I think that anyone who has experienced a diagnosis of a potentially terminal illness will tell you that yes, their perception of time has been altered. For some it may include anxiety about how much time they have. Some might find themselves grieving a future they thought was theirs. I have worked with many people facing and living with metastatic disease and know that for those individuals and their families, time can take on a whole new way of thinking, of being. I know that each person, each couple, each family is challenged to navigate this time with their own sense of what is important. I know there is not enough support for those living with Stage IV disease. I know that in our culture there is a hesitancy to talk much about what metastatic means or about the hardships that one faces after cancer and when living with advanced disease. We are hesitant to talk about death. We are hesitant to talk about what people want as they see their time shortening. I do know that we do not provide enough support for the men and women living with advanced cancer. We do not provide enough support for their loved ones. We do not talk about living with advanced cancer. We steer away from the hard parts of this story. Fortunately, thanks to advances in medicine, as well as many integrative therapies, some individuals live for years, even decades with advanced cancer. It is a time of striving to live fully but often with the Sword of Damocles overhead. For many there is a sense of isolation, sometimes fear, sometimes anxiety, and most often uncertainty. One might be hesitant to talk about what they are thinking about or going through for fear of upsetting others or for not being positive enough. And of course, there is always the crazy things that people might say to you! Yes, it is a heavy, sometimes scary and dark topic. How might we approach this difficult topic with more openness? Is humor helpful? Might we be able to shift our perspective a bit?

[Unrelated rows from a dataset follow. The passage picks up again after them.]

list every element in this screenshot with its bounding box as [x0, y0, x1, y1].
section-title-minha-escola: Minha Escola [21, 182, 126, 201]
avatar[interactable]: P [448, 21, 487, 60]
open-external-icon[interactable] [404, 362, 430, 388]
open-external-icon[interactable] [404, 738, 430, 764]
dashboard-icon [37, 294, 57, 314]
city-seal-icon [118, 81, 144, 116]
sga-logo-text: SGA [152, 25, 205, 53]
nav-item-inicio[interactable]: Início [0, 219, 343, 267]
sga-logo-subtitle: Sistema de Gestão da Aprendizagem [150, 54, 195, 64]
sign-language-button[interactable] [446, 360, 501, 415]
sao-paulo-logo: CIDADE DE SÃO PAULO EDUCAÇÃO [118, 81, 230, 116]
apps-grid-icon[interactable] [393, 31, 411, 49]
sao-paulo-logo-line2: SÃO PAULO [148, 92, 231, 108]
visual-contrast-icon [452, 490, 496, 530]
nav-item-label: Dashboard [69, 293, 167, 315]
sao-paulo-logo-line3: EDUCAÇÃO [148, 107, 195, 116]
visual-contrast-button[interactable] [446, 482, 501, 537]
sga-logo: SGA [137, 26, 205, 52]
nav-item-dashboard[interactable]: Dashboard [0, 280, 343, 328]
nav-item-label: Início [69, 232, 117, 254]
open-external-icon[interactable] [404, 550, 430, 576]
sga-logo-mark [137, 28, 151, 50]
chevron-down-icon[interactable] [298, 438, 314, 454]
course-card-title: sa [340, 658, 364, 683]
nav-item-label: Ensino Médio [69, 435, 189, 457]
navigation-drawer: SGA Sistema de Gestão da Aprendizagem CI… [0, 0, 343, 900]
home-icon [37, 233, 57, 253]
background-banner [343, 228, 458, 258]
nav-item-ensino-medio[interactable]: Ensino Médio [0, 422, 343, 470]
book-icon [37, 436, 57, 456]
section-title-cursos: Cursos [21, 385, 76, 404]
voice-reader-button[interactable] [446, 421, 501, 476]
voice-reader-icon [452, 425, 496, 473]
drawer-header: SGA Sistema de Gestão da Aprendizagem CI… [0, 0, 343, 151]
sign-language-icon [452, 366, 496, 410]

Supportive care and palliative care are making progress in challenging health care providers to be more aware of these needs and encouraging them to have conversations. But why not provide more space for people to discuss their concerns, their fears, their desires, their wishes long before they are talking with their health care team about potential lack of medical options and changing goals of care? For a fascinating way of getting the conversation about metastatic disease started check out Nalie Agustin.

Fortunately, social media provides a beacon for many when it comes to support for cancer.  I follow three young women who continue to teach me about holding “all of time” as important, not being afraid to talk about the vulnerabilities and the realities of living with advanced cancer, the importance of community, the importance of knowing what is important in your life and the importance of pursuing those dreams. They play, they laugh, they adventure into the areas important to them… with relish! They also share their fears and vulnerabilities. Despite how “their time” will play out, they are fully committed to creating a sense of significance in their moments... and fortunately are willing to share with all of us.

Please take a moment to check out their blogs and Instagram post and please do share with any one that you think might be interested, and don’t forget your health care providers! I am so thankful for the wisdom of these women!

Nalie Agustin   
Read her recent blog post about time
Instagram @nalieagustin   

Ada Osoy
Read about her on ESPNW here
Instagram @nanuschas 

Brenna Murphey
Blog: A Beautiful Life
Instagram @brennamurphey 

Wishing you all lots of quality time, both to get the things done you dream to do and to experience those magical moments in life, humor to help with the darkness and enjoyed in the light, and lots of love, support, curiosity and connection.